"Amber Blazina, Emerging" | Oil on Canvas | 36 x 36 inches Private Collection

Collector’s Notebook: Getting down to business

Some artists move from studio to spreadsheet as naturally as an intake of breath. They put their apron on a hook, settle at a desk and toss out a few follow-up calls, or tackle a list of scheduled tasks such as updating their website or creating an e-blast. They give themselves permission to function as a businessperson; it’s not at odds with their creativity.

Some artists are not entirely comfortable with their inner entrepreneur. They set goals and work doggedly, but wonder what benchmarks and milestones have to do with them.

Wherever you are on the spectrum of business proficiency — wiz, tentative novice or somewhere in between — there’s a world of help available, from coaching to mentorships to weekend workshops to podcasts and blogs. However involved you want to get, you can master the nuances of selling your work or raise your existing business skills to a new level. And there is no reason not to, because — as any art business consultant will affirm — the starving artist paradigm is hogwash. Selling your art is all about discovering your market, which is bound to be as unique as the pieces you create.

The late, great American realist painter Clark Hulings straddled the creative and economic domains like a pro — although once his prizes began coming in, his marketing plan took care of itself. His daughter, Elizabeth Hulings, recalls how once a month her dad would have lunch with a group of Santa Fe artists to talk about goals and strategies — his accountability buddies. Artists need that, Hulings says. And she recalled her Dad urging young artists to give themselves permission to function as a business. “Because that’s what he did,” she says. “He was a successful working artist. He put me through school.”

If the master painter were alive today, he would be cheering on his daughter and wife, Mary, as they develop and run the Clark Hulings Fund, a nonprofit devoted to helping visual artists become self-sustaining through their work.
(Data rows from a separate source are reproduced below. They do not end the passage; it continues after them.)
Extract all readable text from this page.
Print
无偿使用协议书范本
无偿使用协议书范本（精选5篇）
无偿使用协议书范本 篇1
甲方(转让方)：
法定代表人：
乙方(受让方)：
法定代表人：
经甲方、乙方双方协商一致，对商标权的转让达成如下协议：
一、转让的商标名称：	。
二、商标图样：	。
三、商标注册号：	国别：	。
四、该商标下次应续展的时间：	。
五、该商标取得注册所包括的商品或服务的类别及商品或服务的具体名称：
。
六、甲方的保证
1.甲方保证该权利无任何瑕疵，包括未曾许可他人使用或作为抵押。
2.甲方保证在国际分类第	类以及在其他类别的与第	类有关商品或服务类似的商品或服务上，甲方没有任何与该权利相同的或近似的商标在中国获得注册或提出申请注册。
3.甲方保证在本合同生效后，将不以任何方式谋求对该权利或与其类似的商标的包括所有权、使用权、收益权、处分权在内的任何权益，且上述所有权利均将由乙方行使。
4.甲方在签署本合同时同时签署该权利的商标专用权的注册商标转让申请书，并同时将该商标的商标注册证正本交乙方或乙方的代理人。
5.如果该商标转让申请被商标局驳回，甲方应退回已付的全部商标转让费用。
The Fund has many programs, but its yearlong Business Accelerator Program (BAP) is the most in-depth and rigorous.

Each year, a cohort of 20 fellows are taken through a series of classes and online meetings that require them to define their goals and create business objectives, to strategize and to break goals down into measurable steps. (Warning: spreadsheets are involved.) The year culminates in an Investment Grade Proposal — a project of their own design and a road map to achieve it.

“There are two paradigms we are trying to shift,” says Hulings. “One is that artists won’t be good at [operating a business]. Even worse, if they do it, they won’t be able to continue being artists. It’s the sell-out thing, that if you come out of your studio and balance your checkbook, the muse will disappear.”

Willy Bo Richardson is blowing that myth to smithereens. His large canvases startle and crack the energy of a room wide open. Vertical lines in bold sequences of color — deep ocean blue abuts turquoise abuts orange; the lines distinct yet congruent, separate yet in league. Though he was already successful when he applied to BAP (his works hang in the corporate headquarters of Loomis Sayles and Adobe Systems, among others, and were part of a prestigious 70-year retrospective of abstract art that included Jackson Pollock), he had no business training and felt his skills were lacking. The yearlong tuition-free fellowship taught him how to create measurable goals and then actually measure them; it encouraged him to dream big. Last year, he began to expand his work into the realm of architectural and interior design offerings, including textiles, and recently he initiated a partnership with the design firm Designtex.

Two years ago, Montana native Amber Blazina was a freelance graphic designer working from home — successful but unsatisfied. A painting habit abandoned after high school was tugging at her heart. She decided to begin again, and experimented with new kinds of brushstrokes. And then she heard about the Montana Artrepreneur Program (MAP). Like the Clark Hulings Fund, MAP helps Montana-based artists become self-supporting through their art. The yearlong program gives artists a set of key business tools, but the foundational tool is discovering the “why” of their work. Being able to articulate exactly what you do and why you do it is the principle on which all the other business tools rest, says MAP program director Sheri Jarvis.

Finding your market is not a matter of throwing yourself out into the world and hoping that people will like what you do to the point where you can make a living at it, says Jarvis. “People buy your art not because it’s the trendiest design, they buy your art because they’re buying a piece of you.”

Today, Blazina paints regularly and sells regularly. A loose, interpretive style of wet-on-wet brushstrokes is the technique that allows her to create warm interpretations of nature and animals. Her paintings sell right from her Facebook and Instagram pages. They’re often gone before she has time to upload them to her website.

Blazina will tell you that the skills she learned through the MAP program gave her confidence to commit to a career in the arts. “I knew I could do it after going through the MAP program. But then to actually do it was very empowering,” she says.